Big Softie, six years ago Aldo Romano, then head of ST's telecoms business told that me ST paid for 300 engineers to work exclusively for Nokia. If these other supply alliances which Nokia has forged - with Broadcom, TI, Qualcomm and Intel - require the same sort of obligation, just think of the amount of buckshee engineering resource Nokia could be taking advantage of!
I'll side with "Big Softie", Nokia has just found a new deep pocket to dip into, I think we can expect some "white papers" and lots of ego building praise to flow in Intel's direction. In exchange we'll see boat loads of cash returning. Real products will be in very short supply. The joke is that in the perverse world of stocks both companies will prosper...
Meanwhile the future for mobile is being played out by QCOM and Mediatek, QCOM wants $5 royalties per phone yet MTK is selling whole multimedia cell phone chip sets for $5. What is more disturbing is that MTK has a serious competitor hot on its heals(from what I've heard, better phone, better Multimedia, better roadmap, better price) so even MTK is hurting.
Do the numbers, and you'll quickly see that Atom is a PR exercise.

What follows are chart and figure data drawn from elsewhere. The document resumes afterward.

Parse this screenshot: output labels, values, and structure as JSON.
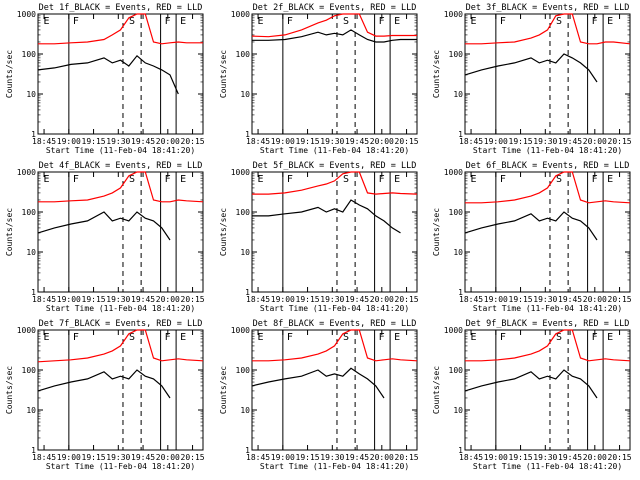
{
  "chart_data": {
    "type": "line",
    "layout_rows": 3,
    "layout_cols": 3,
    "ylabel": "Counts/sec",
    "xlabel": "Start Time (11-Feb-04 18:41:20)",
    "y_scale": "log",
    "ylim": [
      1,
      1000
    ],
    "y_ticks": [
      "1",
      "10",
      "100",
      "1000"
    ],
    "x_ticks": [
      "18:45",
      "19:00",
      "19:15",
      "19:30",
      "19:45",
      "20:00",
      "20:15"
    ],
    "x_tick_minutes": [
      3.67,
      18.67,
      33.67,
      48.67,
      63.67,
      78.67,
      93.67
    ],
    "xlim_minutes": [
      0,
      100
    ],
    "colors": {
      "events": "#000000",
      "lld": "#ff0000"
    },
    "markers": [
      "E",
      "F",
      "S",
      "F",
      "E"
    ],
    "panels": [
      {
        "title": "Det 1f_BLACK = Events, RED = LLD",
        "solid_lines_min": [
          18.7,
          74.3,
          83.7
        ],
        "dashed_lines_min": [
          51.5,
          62.5
        ],
        "black": {
          "x": [
            0,
            10,
            20,
            30,
            40,
            45,
            50,
            55,
            60,
            65,
            70,
            75,
            80,
            85
          ],
          "y": [
            40,
            45,
            55,
            60,
            80,
            60,
            70,
            50,
            90,
            60,
            50,
            40,
            30,
            10
          ]
        },
        "red": {
          "x": [
            0,
            10,
            20,
            30,
            40,
            45,
            50,
            55,
            60,
            65,
            70,
            75,
            80,
            85,
            90,
            100
          ],
          "y": [
            180,
            180,
            190,
            200,
            230,
            300,
            400,
            800,
            1000,
            1000,
            200,
            180,
            190,
            200,
            190,
            190
          ]
        }
      },
      {
        "title": "Det 2f_BLACK = Events, RED = LLD",
        "solid_lines_min": [
          18.7,
          74.3,
          83.7
        ],
        "dashed_lines_min": [
          51.5,
          62.5
        ],
        "black": {
          "x": [
            0,
            10,
            20,
            30,
            40,
            45,
            50,
            55,
            60,
            65,
            70,
            75,
            80,
            85,
            90,
            100
          ],
          "y": [
            220,
            220,
            230,
            270,
            350,
            300,
            330,
            300,
            400,
            300,
            230,
            200,
            200,
            220,
            230,
            230
          ]
        },
        "red": {
          "x": [
            0,
            10,
            20,
            30,
            40,
            45,
            50,
            55,
            60,
            65,
            70,
            75,
            80,
            85,
            90,
            100
          ],
          "y": [
            280,
            270,
            300,
            400,
            600,
            700,
            900,
            1000,
            1000,
            1000,
            350,
            280,
            280,
            290,
            290,
            290
          ]
        }
      },
      {
        "title": "Det 3f_BLACK = Events, RED = LLD",
        "solid_lines_min": [
          18.7,
          74.3,
          83.7
        ],
        "dashed_lines_min": [
          51.5,
          62.5
        ],
        "black": {
          "x": [
            0,
            10,
            20,
            30,
            40,
            45,
            50,
            55,
            60,
            65,
            70,
            75,
            80
          ],
          "y": [
            30,
            40,
            50,
            60,
            80,
            60,
            70,
            60,
            100,
            80,
            60,
            40,
            20
          ]
        },
        "red": {
          "x": [
            0,
            10,
            20,
            30,
            40,
            45,
            50,
            55,
            60,
            65,
            70,
            75,
            80,
            85,
            90,
            100
          ],
          "y": [
            180,
            180,
            190,
            200,
            250,
            300,
            400,
            900,
            1000,
            1000,
            200,
            180,
            180,
            200,
            200,
            180
          ]
        }
      },
      {
        "title": "Det 4f_BLACK = Events, RED = LLD",
        "solid_lines_min": [
          18.7,
          74.3,
          83.7
        ],
        "dashed_lines_min": [
          51.5,
          62.5
        ],
        "black": {
          "x": [
            0,
            10,
            20,
            30,
            40,
            45,
            50,
            55,
            60,
            65,
            70,
            75,
            80
          ],
          "y": [
            30,
            40,
            50,
            60,
            100,
            60,
            70,
            60,
            100,
            70,
            60,
            40,
            20
          ]
        },
        "red": {
          "x": [
            0,
            10,
            20,
            30,
            40,
            45,
            50,
            55,
            60,
            65,
            70,
            75,
            80,
            85,
            90,
            100
          ],
          "y": [
            180,
            180,
            190,
            200,
            250,
            300,
            400,
            800,
            1000,
            1000,
            200,
            180,
            180,
            200,
            190,
            180
          ]
        }
      },
      {
        "title": "Det 5f_BLACK = Events, RED = LLD",
        "solid_lines_min": [
          18.7,
          74.3,
          83.7
        ],
        "dashed_lines_min": [
          51.5,
          62.5
        ],
        "black": {
          "x": [
            0,
            10,
            20,
            30,
            40,
            45,
            50,
            55,
            60,
            65,
            70,
            75,
            80,
            85,
            90
          ],
          "y": [
            80,
            80,
            90,
            100,
            130,
            100,
            120,
            100,
            200,
            150,
            120,
            80,
            60,
            40,
            30
          ]
        },
        "red": {
          "x": [
            0,
            10,
            20,
            30,
            40,
            45,
            50,
            55,
            60,
            65,
            70,
            75,
            80,
            85,
            90,
            100
          ],
          "y": [
            280,
            280,
            300,
            350,
            450,
            500,
            600,
            900,
            1000,
            1000,
            300,
            280,
            290,
            300,
            290,
            280
          ]
        }
      },
      {
        "title": "Det 6f_BLACK = Events, RED = LLD",
        "solid_lines_min": [
          18.7,
          74.3,
          83.7
        ],
        "dashed_lines_min": [
          51.5,
          62.5
        ],
        "black": {
          "x": [
            0,
            10,
            20,
            30,
            40,
            45,
            50,
            55,
            60,
            65,
            70,
            75,
            80
          ],
          "y": [
            30,
            40,
            50,
            60,
            90,
            60,
            70,
            60,
            100,
            70,
            60,
            40,
            20
          ]
        },
        "red": {
          "x": [
            0,
            10,
            20,
            30,
            40,
            45,
            50,
            55,
            60,
            65,
            70,
            75,
            80,
            85,
            90,
            100
          ],
          "y": [
            170,
            170,
            180,
            200,
            250,
            300,
            400,
            800,
            1000,
            1000,
            200,
            170,
            180,
            190,
            180,
            170
          ]
        }
      },
      {
        "title": "Det 7f_BLACK = Events, RED = LLD",
        "solid_lines_min": [
          18.7,
          74.3,
          83.7
        ],
        "dashed_lines_min": [
          51.5,
          62.5
        ],
        "black": {
          "x": [
            0,
            10,
            20,
            30,
            40,
            45,
            50,
            55,
            60,
            65,
            70,
            75,
            80
          ],
          "y": [
            30,
            40,
            50,
            60,
            90,
            60,
            70,
            60,
            100,
            70,
            60,
            40,
            20
          ]
        },
        "red": {
          "x": [
            0,
            10,
            20,
            30,
            40,
            45,
            50,
            55,
            60,
            65,
            70,
            75,
            80,
            85,
            90,
            100
          ],
          "y": [
            160,
            170,
            180,
            200,
            250,
            300,
            400,
            800,
            1000,
            1000,
            200,
            170,
            180,
            190,
            180,
            170
          ]
        }
      },
      {
        "title": "Det 8f_BLACK = Events, RED = LLD",
        "solid_lines_min": [
          18.7,
          74.3,
          83.7
        ],
        "dashed_lines_min": [
          51.5,
          62.5
        ],
        "black": {
          "x": [
            0,
            10,
            20,
            30,
            40,
            45,
            50,
            55,
            60,
            65,
            70,
            75,
            80
          ],
          "y": [
            40,
            50,
            60,
            70,
            100,
            70,
            80,
            70,
            110,
            80,
            60,
            40,
            20
          ]
        },
        "red": {
          "x": [
            0,
            10,
            20,
            30,
            40,
            45,
            50,
            55,
            60,
            65,
            70,
            75,
            80,
            85,
            90,
            100
          ],
          "y": [
            170,
            170,
            180,
            200,
            250,
            300,
            400,
            800,
            1000,
            1000,
            200,
            170,
            180,
            190,
            180,
            170
          ]
        }
      },
      {
        "title": "Det 9f_BLACK = Events, RED = LLD",
        "solid_lines_min": [
          18.7,
          74.3,
          83.7
        ],
        "dashed_lines_min": [
          51.5,
          62.5
        ],
        "black": {
          "x": [
            0,
            10,
            20,
            30,
            40,
            45,
            50,
            55,
            60,
            65,
            70,
            75,
            80
          ],
          "y": [
            30,
            40,
            50,
            60,
            90,
            60,
            70,
            60,
            100,
            70,
            60,
            40,
            20
          ]
        },
        "red": {
          "x": [
            0,
            10,
            20,
            30,
            40,
            45,
            50,
            55,
            60,
            65,
            70,
            75,
            80,
            85,
            90,
            100
          ],
          "y": [
            170,
            170,
            180,
            200,
            250,
            300,
            400,
            800,
            1000,
            1000,
            200,
            170,
            180,
            190,
            180,
            170
          ]
        }
      }
    ]
  }
}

Robert, I agree with you and Big Softie. Nokia's playing a clever game by getting its co-development collaborators like ST-Ericsson, TI, Qualcomm. Broadcom and, now, Intel, to do loads of free R&D for Nokia for which Nokia can give a quid pro quo - or not - as it sees fit.

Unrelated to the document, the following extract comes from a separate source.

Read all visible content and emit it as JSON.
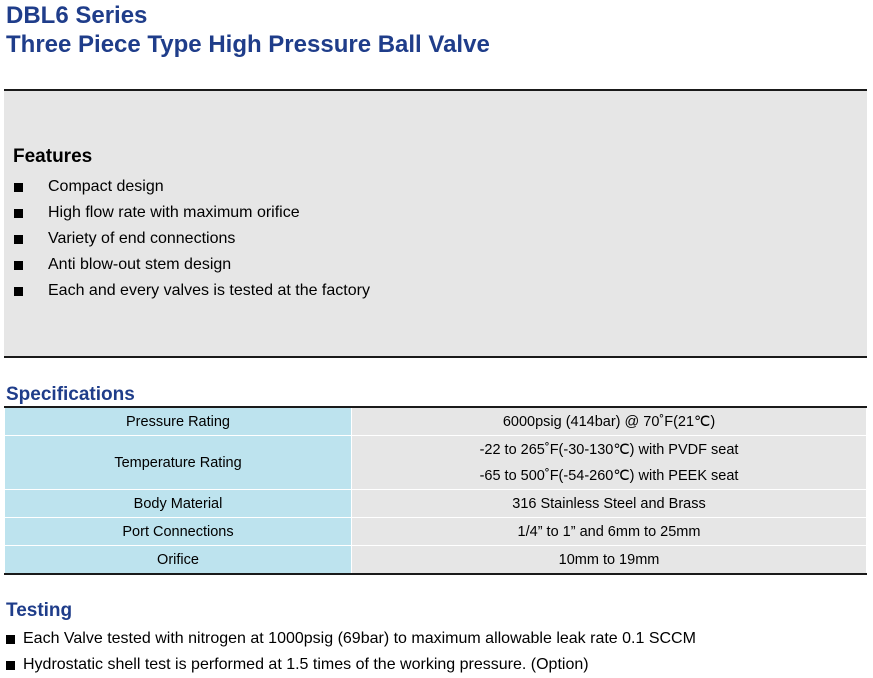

I agree with Robert and Big Softie in general terms. The new deep pocket idea is not one I'd considered, but it makes sense. However we still need to set the context - new deep pockets for what?
Nokia seem to be trying to build much more value in their software capabilities - to be honest I've been watching their new strategy development for some time and it still does not quite add up to me...but I'll accept they are way smarter than I am. I can see what they are doing, but not where the new business is for them.

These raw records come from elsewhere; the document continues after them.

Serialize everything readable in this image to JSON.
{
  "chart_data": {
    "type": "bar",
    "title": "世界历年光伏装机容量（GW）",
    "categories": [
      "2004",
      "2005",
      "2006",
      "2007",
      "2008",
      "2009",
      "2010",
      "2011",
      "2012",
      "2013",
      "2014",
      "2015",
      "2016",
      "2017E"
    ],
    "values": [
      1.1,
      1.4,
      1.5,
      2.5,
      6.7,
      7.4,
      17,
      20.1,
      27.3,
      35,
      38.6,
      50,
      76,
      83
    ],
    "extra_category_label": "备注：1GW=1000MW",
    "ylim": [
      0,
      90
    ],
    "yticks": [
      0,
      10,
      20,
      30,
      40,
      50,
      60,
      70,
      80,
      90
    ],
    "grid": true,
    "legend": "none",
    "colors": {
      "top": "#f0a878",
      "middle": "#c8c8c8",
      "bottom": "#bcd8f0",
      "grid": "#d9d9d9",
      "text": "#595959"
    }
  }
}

Intel are in a much more obvious problematic position. Their key traditional market growth drivers are going away fast, and the only market for significant growth for them is Mobile. They are desperate and have cash. So they are buying their way into the mobile silicon sales they hope.
So at a 10,000 foot level their seems to be strategic alignment. Except its not an equal deal. Intel has to succeed in this sort of partnership. Nokia can take it or leave it, ARM or Intel, what do they care? That puts them in a very strong position in that relationship.
The big Intel challenge as far as I can see is the same one that effectively halted their previous embedded/mobile attempts - lack of margin in the target business. They don't know how to operate in such a fiscal climate, their fat margins are inculcated throughout their organisational culture.
So to me the questions comes down to - "can Intel make Mobile a good margin business for silicon/hardware providers?" or "Can Intel develop a low margin business culture?"
Geoff, I don't think they can - that's why Atom is being off-loaded to foundry.